Keep the bracketed marker in the target SRT (don't invent content).
If a [unclear] chunk makes a cue ungrammatical in the target language, leave it bracketed and add a note in the response (not in the SRT file).
Quality gate before handoff
Subtitle numbers are sequential
Timestamps are valid (HH:MM:SS,mmm, no overlap)
Milliseconds use commas
Translation is natural; speaker tone preserved
Line length within platform/cue caps
Proper nouns accurate
No cue ends mid-clause / mid-phrase
No invented content
Downstream
/wjs-burning-subtitles — burn this SRT onto the video, or soft-mux as a togglable track.
/wjs-dubbing-video — generate a TTS voice dub from this SRT, time-aligned to the original timing.
For bilingual playback: most platforms can soft-mux multiple subtitle tracks, but if you need bilingual visible at once, burn the *.source-target.srt directly via /wjs-burning-subtitles.
Common pitfalls
Letting the cue end mid-sentence after translation. The source's silence-aligned cues are unsafe boundaries; re-segment at punctuation, always.
Filler demonstratives in Chinese output. MT inserts 「这」/「那」 because the source had eso/that. Delete them aggressively.
Period milliseconds. Whisper local writes .mmm; SRT spec is ,mmm. Always normalize.
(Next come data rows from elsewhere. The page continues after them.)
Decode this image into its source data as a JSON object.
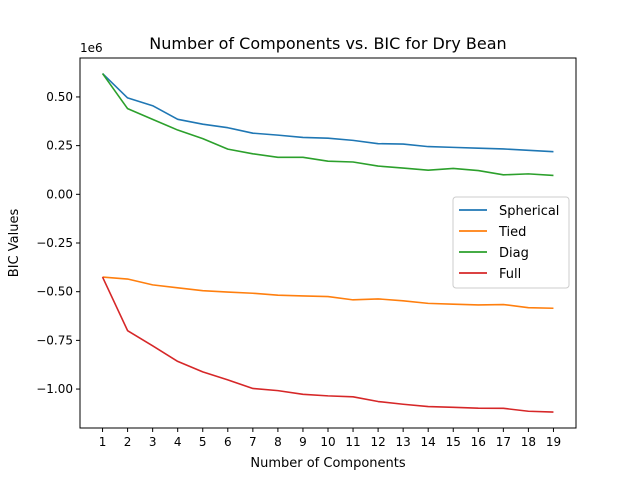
{
  "chart_data": {
    "type": "line",
    "title": "Number of Components vs. BIC for Dry Bean",
    "xlabel": "Number of Components",
    "ylabel": "BIC Values",
    "y_offset_label": "1e6",
    "x": [
      1,
      2,
      3,
      4,
      5,
      6,
      7,
      8,
      9,
      10,
      11,
      12,
      13,
      14,
      15,
      16,
      17,
      18,
      19
    ],
    "xlim": [
      0.1,
      19.9
    ],
    "ylim": [
      -1.2,
      0.7
    ],
    "y_ticks": [
      0.5,
      0.25,
      0.0,
      -0.25,
      -0.5,
      -0.75,
      -1.0
    ],
    "y_tick_labels": [
      "0.50",
      "0.25",
      "0.00",
      "−0.25",
      "−0.50",
      "−0.75",
      "−1.00"
    ],
    "x_tick_labels": [
      "1",
      "2",
      "3",
      "4",
      "5",
      "6",
      "7",
      "8",
      "9",
      "10",
      "11",
      "12",
      "13",
      "14",
      "15",
      "16",
      "17",
      "18",
      "19"
    ],
    "grid": false,
    "legend_position": "center-right",
    "series": [
      {
        "name": "Spherical",
        "color": "#1f77b4",
        "values": [
          0.62,
          0.495,
          0.455,
          0.385,
          0.36,
          0.342,
          0.314,
          0.304,
          0.292,
          0.288,
          0.277,
          0.26,
          0.258,
          0.245,
          0.241,
          0.237,
          0.233,
          0.226,
          0.219
        ]
      },
      {
        "name": "Tied",
        "color": "#ff7f0e",
        "values": [
          -0.425,
          -0.435,
          -0.465,
          -0.48,
          -0.495,
          -0.502,
          -0.508,
          -0.518,
          -0.522,
          -0.525,
          -0.542,
          -0.537,
          -0.547,
          -0.56,
          -0.564,
          -0.568,
          -0.566,
          -0.582,
          -0.585
        ]
      },
      {
        "name": "Diag",
        "color": "#2ca02c",
        "values": [
          0.62,
          0.44,
          0.385,
          0.33,
          0.286,
          0.232,
          0.208,
          0.19,
          0.19,
          0.17,
          0.166,
          0.145,
          0.135,
          0.124,
          0.133,
          0.122,
          0.1,
          0.105,
          0.097
        ]
      },
      {
        "name": "Full",
        "color": "#d62728",
        "values": [
          -0.425,
          -0.7,
          -0.778,
          -0.858,
          -0.912,
          -0.953,
          -0.997,
          -1.008,
          -1.027,
          -1.035,
          -1.04,
          -1.064,
          -1.078,
          -1.09,
          -1.094,
          -1.098,
          -1.099,
          -1.114,
          -1.118
        ]
      }
    ]
  }
}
Translating proper nouns. Brand names, place names, technical terms — leave as-is or use the conventional target-language version (e.g., "OpenAI" stays, "New York" → "纽约").
Over-shortening for cue caps. If a line is genuinely longer than the cap, split into two cues with interpolated timestamps; don't drop meaning to fit the cap.
Forgetting to do re-segmentation when no dub is requested. The punct-bounded SRT is also better for reading — line endings at natural pauses match how viewers scan. Re-segment even when burn-only.